Depuis quelques années la question de l’alimentation crue versus l‘alimentation cuite fait débat. Nutritionnistes, dieteticiens et praticiens de médecines alternatives éprouvent des difficultés à s’accorder.

Et si la solution se trouvait ailleurs, au cas par cas?

MANGER CUIT?

La cuisson possèdes de multiples intérêts :

  • Elle permet de tuer une grande majorité des bactéries pathogènes,
  • Elle permet de rendre les aliments plus digestes en cassant les fibres et en modifiant la structure de l’amidon,
  • La cuisson améliore aussi la biodisponibilité de certains aliments, notamment de certaines protéines. Ainsi, le blanc d’oeuf cru n’est assimilé qu’à 51% contre 90% pour le blanc d’oeuf cuit.

Enfin, d’un point de vue physiologique, le tube digestif de l’homme ainsi que sa dentition sont davantage adaptés à la consommation de végétaux cuits, ce qui diminue le temps de mastication et induit une meilleure accesibilité des nutriment par les enzyme digetifs.

Concernant les légumes, certains se révèlent meilleurs à la cuisson. C’est le cas notamment de la tomate dont le taux de lycophène, phytonutriment antioxydant qui diminue les risques de cancer et de crise cardiaque augmente à la cuisson.  L’organisme absorbe également plus facilement les carotenoïdes de la carotte cuite.
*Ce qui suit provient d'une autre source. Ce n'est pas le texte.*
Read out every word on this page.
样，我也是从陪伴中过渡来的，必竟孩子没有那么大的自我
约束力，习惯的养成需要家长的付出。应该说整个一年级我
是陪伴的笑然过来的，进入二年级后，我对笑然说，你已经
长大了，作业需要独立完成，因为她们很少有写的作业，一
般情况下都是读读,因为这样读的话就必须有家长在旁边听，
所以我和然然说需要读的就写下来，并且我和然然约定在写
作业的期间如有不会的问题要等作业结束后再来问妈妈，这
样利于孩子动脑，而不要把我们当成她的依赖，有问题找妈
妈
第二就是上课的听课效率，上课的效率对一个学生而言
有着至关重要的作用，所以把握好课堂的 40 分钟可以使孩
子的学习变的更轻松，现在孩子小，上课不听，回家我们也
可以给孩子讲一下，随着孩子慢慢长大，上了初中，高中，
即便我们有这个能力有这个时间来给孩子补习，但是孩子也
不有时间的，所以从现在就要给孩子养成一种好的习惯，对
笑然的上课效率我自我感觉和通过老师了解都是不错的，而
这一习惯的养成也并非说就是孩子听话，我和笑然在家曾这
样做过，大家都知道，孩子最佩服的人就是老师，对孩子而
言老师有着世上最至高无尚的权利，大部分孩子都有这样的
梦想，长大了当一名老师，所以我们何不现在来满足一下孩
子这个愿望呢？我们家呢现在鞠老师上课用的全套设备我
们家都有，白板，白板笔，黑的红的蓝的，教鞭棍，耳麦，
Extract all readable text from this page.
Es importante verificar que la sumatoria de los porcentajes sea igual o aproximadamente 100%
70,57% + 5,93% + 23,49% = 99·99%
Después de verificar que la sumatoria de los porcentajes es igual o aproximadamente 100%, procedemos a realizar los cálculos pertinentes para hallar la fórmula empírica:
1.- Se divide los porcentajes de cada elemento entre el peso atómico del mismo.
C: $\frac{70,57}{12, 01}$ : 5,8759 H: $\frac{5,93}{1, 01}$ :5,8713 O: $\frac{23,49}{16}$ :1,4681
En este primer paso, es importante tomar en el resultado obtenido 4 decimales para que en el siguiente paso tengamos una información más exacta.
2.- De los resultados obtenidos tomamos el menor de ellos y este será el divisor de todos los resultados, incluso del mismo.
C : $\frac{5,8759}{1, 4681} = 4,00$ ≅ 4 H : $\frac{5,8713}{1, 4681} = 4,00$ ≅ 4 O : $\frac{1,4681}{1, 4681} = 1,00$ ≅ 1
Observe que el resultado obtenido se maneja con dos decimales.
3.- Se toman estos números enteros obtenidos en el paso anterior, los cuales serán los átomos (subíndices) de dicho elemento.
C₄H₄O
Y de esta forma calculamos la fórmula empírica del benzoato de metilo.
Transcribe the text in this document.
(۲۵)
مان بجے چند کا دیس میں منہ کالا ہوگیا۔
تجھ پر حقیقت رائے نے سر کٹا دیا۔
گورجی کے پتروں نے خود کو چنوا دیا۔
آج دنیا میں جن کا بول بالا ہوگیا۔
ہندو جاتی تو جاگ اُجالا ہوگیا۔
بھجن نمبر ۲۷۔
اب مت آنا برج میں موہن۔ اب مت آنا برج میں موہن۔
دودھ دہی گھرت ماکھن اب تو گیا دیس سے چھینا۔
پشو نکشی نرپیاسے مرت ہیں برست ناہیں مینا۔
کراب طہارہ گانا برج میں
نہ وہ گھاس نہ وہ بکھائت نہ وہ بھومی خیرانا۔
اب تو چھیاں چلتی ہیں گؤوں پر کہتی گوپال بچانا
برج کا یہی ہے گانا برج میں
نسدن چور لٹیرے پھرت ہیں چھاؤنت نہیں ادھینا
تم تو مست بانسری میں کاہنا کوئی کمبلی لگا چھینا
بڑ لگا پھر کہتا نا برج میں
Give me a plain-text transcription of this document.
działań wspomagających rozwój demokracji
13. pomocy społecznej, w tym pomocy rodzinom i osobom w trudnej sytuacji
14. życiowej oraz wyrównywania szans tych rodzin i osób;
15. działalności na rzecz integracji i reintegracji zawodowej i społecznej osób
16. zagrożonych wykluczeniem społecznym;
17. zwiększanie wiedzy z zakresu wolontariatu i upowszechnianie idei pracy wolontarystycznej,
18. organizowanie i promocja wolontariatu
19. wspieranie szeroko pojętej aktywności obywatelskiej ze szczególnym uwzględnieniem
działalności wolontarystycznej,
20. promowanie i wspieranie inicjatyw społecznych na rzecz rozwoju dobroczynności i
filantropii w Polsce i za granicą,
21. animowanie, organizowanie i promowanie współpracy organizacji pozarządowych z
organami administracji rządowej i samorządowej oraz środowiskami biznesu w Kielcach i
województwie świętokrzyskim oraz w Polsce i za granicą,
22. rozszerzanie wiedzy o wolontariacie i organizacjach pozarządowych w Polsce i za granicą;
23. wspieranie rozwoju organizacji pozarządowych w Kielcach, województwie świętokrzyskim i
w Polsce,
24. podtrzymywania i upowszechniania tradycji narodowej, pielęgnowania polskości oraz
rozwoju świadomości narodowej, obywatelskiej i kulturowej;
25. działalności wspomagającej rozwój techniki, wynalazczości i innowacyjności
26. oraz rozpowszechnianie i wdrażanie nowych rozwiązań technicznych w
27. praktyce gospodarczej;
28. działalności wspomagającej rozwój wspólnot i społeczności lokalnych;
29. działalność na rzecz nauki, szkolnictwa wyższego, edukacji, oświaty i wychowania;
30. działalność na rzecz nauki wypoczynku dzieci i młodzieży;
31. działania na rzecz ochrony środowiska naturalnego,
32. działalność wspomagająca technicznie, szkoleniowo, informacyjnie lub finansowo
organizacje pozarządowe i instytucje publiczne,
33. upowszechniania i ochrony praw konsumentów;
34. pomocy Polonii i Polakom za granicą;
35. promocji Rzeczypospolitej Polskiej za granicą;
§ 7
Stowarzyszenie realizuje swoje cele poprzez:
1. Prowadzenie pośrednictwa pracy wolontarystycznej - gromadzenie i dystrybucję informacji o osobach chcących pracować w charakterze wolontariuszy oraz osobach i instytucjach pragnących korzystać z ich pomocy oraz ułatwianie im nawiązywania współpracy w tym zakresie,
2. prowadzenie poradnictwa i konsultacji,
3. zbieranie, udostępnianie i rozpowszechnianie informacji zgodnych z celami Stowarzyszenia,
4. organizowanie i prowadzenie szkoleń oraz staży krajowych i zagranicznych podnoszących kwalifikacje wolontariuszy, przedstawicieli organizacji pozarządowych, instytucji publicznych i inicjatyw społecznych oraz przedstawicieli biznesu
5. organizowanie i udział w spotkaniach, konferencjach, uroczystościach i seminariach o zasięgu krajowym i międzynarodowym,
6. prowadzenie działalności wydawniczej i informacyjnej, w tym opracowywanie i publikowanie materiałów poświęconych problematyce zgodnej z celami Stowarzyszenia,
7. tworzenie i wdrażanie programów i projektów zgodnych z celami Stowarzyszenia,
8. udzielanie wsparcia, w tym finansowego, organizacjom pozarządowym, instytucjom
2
Mais si la cuisson présente des avantages, elle comporte aussi des incovénients :

  • Certaines vitamines (C, B1, B2, B6), nutriments et enzymes s’oxydent à la chaleur,
  • Les protéines cuites à une chaleur importante se dénaturent et encrassent l’organisme, notamment le foie,
  • Certaines huiles, chauffées à haute température deviennent toxiques et favorisent cancer, maladies neurovégétatives et accélèrent le vieillissement.

 

MANGER CRU?

Les avantages du crudivorisme sont bien réels :

  • Manger cru permet de conserver tous les nutriments (protides, glucides, lipides) mais surtout les vitamines et minéraux des aliments : l’alimentation crue est donc hautement énergétique,
  • Les aliments crus sont aussi source de probiotiques, indispensable à l’équilibre de la flore intestinale. C’est elle qui permet une bonne assimilation des nutriments et et l’activation du système immunitaire.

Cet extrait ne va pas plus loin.